- Directed by: John Cardos
- Written by: Nadia Caillou Peter Welbeck (screenplay)
- Produced by: Harry Alan Towers
- Starring: Ernest Borgnine Robert Vaughn Oliver Reed
- Cinematography: Hanro Möhr
- Edited by: Mac Errington Allan Morrison
- Music by: Barry Bekker Colin Shapiro
- Production company: Breton Film Productions
- Distributed by: Troma Entertainment
- Release date: 1987;
- Running time: 98 minutes
- Country: South Africa
- Language: English

= Skeleton Coast (1987 film) =

Skeleton Coast is a 1987 South African-made mercenary war film directed by John Cardos in the first of three films for producer Harry Alan Towers. It was the first of Towers' Breton Film Productions.

==Plot==
During the Angolan Civil War, CIA agent Michael Smith is working with UNITA rebels. He is captured by the Angolan Armed Forces and sent to a prison to be interrogated by an East German named Major Schneider. Smith's father, retired US Marine Corps Colonel Bill Smith has no faith in the United States Government freeing his son. The Colonel travels to South West Africa where he pays the mysterious Elia for accurate information about his son's location of captivity. Colonel Smith hires seven mercenaries that he will lead into Angola to rescue his son.

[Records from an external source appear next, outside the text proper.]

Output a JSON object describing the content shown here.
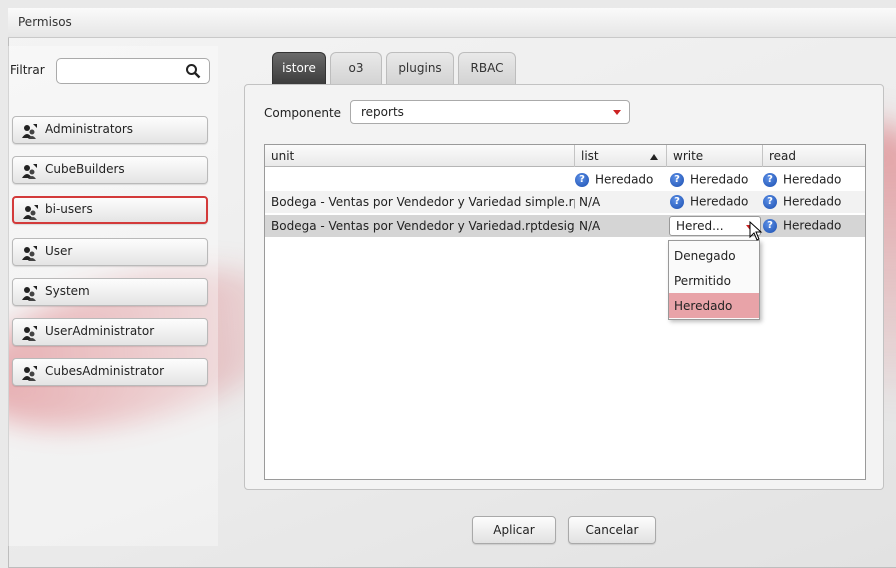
{
  "dialog": {
    "title": "Permisos"
  },
  "filter": {
    "label": "Filtrar",
    "value": "",
    "placeholder": ""
  },
  "users": [
    {
      "label": "Administrators",
      "selected": false
    },
    {
      "label": "CubeBuilders",
      "selected": false
    },
    {
      "label": "bi-users",
      "selected": true
    },
    {
      "label": "User",
      "selected": false
    },
    {
      "label": "System",
      "selected": false
    },
    {
      "label": "UserAdministrator",
      "selected": false
    },
    {
      "label": "CubesAdministrator",
      "selected": false
    }
  ],
  "tabs": [
    {
      "label": "istore",
      "active": true
    },
    {
      "label": "o3",
      "active": false
    },
    {
      "label": "plugins",
      "active": false
    },
    {
      "label": "RBAC",
      "active": false
    }
  ],
  "componente": {
    "label": "Componente",
    "value": "reports"
  },
  "grid": {
    "columns": [
      "unit",
      "list",
      "write",
      "read"
    ],
    "sorted_column": "list",
    "rows": [
      {
        "unit": "",
        "list": "Heredado",
        "write": "Heredado",
        "read": "Heredado"
      },
      {
        "unit": "Bodega - Ventas por Vendedor y Variedad simple.rptdesign",
        "list": "N/A",
        "write": "Heredado",
        "read": "Heredado"
      },
      {
        "unit": "Bodega - Ventas por Vendedor y Variedad.rptdesign",
        "list": "N/A",
        "write": "Hered...",
        "read": "Heredado"
      }
    ]
  },
  "dropdown": {
    "options": [
      "Denegado",
      "Permitido",
      "Heredado"
    ],
    "highlighted": "Heredado"
  },
  "buttons": {
    "apply": "Aplicar",
    "cancel": "Cancelar"
  },
  "icons": {
    "user": "user-group-icon",
    "help": "question-icon",
    "search": "search-icon"
  },
  "colors": {
    "selection_border": "#d33a3a",
    "highlight": "#e8a3a8",
    "help_icon": "#1c4fb0",
    "dropdown_caret": "#cc2222"
  }
}
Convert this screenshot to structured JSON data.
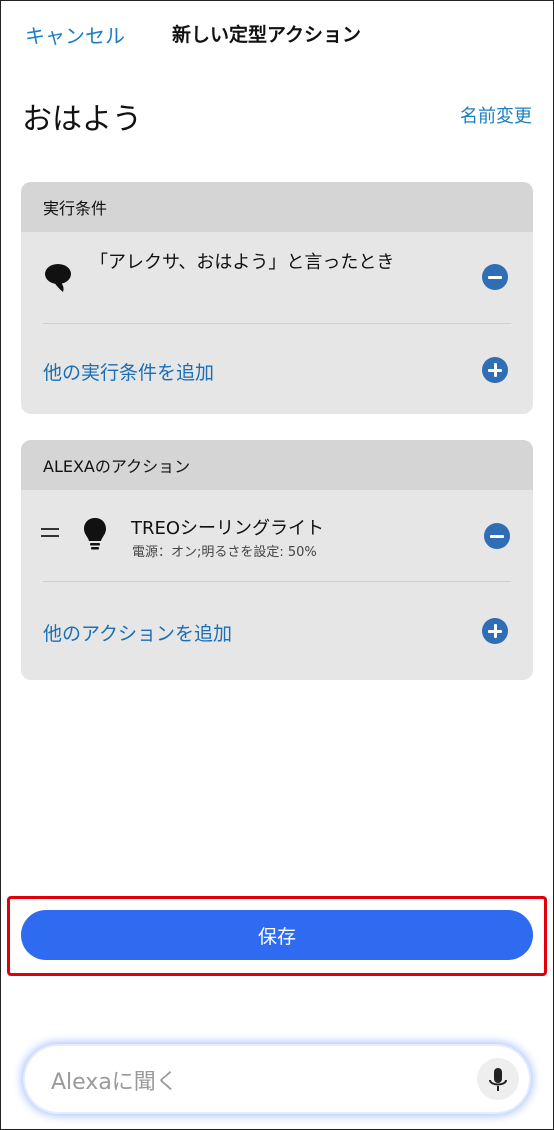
{
  "header": {
    "cancel_label": "キャンセル",
    "title": "新しい定型アクション"
  },
  "routine": {
    "name": "おはよう",
    "rename_label": "名前変更"
  },
  "trigger_section": {
    "heading": "実行条件",
    "trigger": {
      "icon": "speech-bubble-icon",
      "text": "「アレクサ、おはよう」と言ったとき"
    },
    "add_label": "他の実行条件を追加"
  },
  "action_section": {
    "heading": "ALEXAのアクション",
    "actions": [
      {
        "icon": "lightbulb-icon",
        "title": "TREOシーリングライト",
        "detail": "電源：オン;明るさを設定: 50%"
      }
    ],
    "add_label": "他のアクションを追加"
  },
  "save_label": "保存",
  "ask_bar": {
    "placeholder": "Alexaに聞く",
    "icon": "microphone-icon"
  },
  "colors": {
    "link": "#1b7fc4",
    "primary_button": "#2f6bf0",
    "icon_button": "#2f6db5",
    "highlight": "#e0000b"
  }
}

Captain Simpson, the leader of a security force of a diamond mine has a man keeping his eye on the Colonel fearing that he may be a diamond smuggler. Elia's wife Opal is carrying on an illicit relationship with Simpson and informs him that the Colonel murdered his security man, in reality he was murdered by Rick Weston, the leader of Smith's private army. Rick informed the Colonel he was an Angolan secret agent. Elia then discovered that either Col. Smith paid him in counterfeit money or the money was replaced with counterfeit money in his safe. Entering Angola, the mercenaries team up with Sekassi, the Jonas Savimbi type leader of the rebels to support their rescue of Michael Smith.

==Production==
Nadia Caillou, the daughter of screenwriter and author Alan Caillou, made her screenwriting debut in the film. She had previously acted in John Cardos's 1977 film Kingdom of the Spiders. Cardos claimed Harry Alan Towers reedited the film that destroyed the continuity of the story.

Tullio Moneta was second-in-command to Mike Hoare when the latter led the 1981 Seychelles coup attempt at Mahe Airport in the Seychelles and was sentenced to five years in prison in November 1981.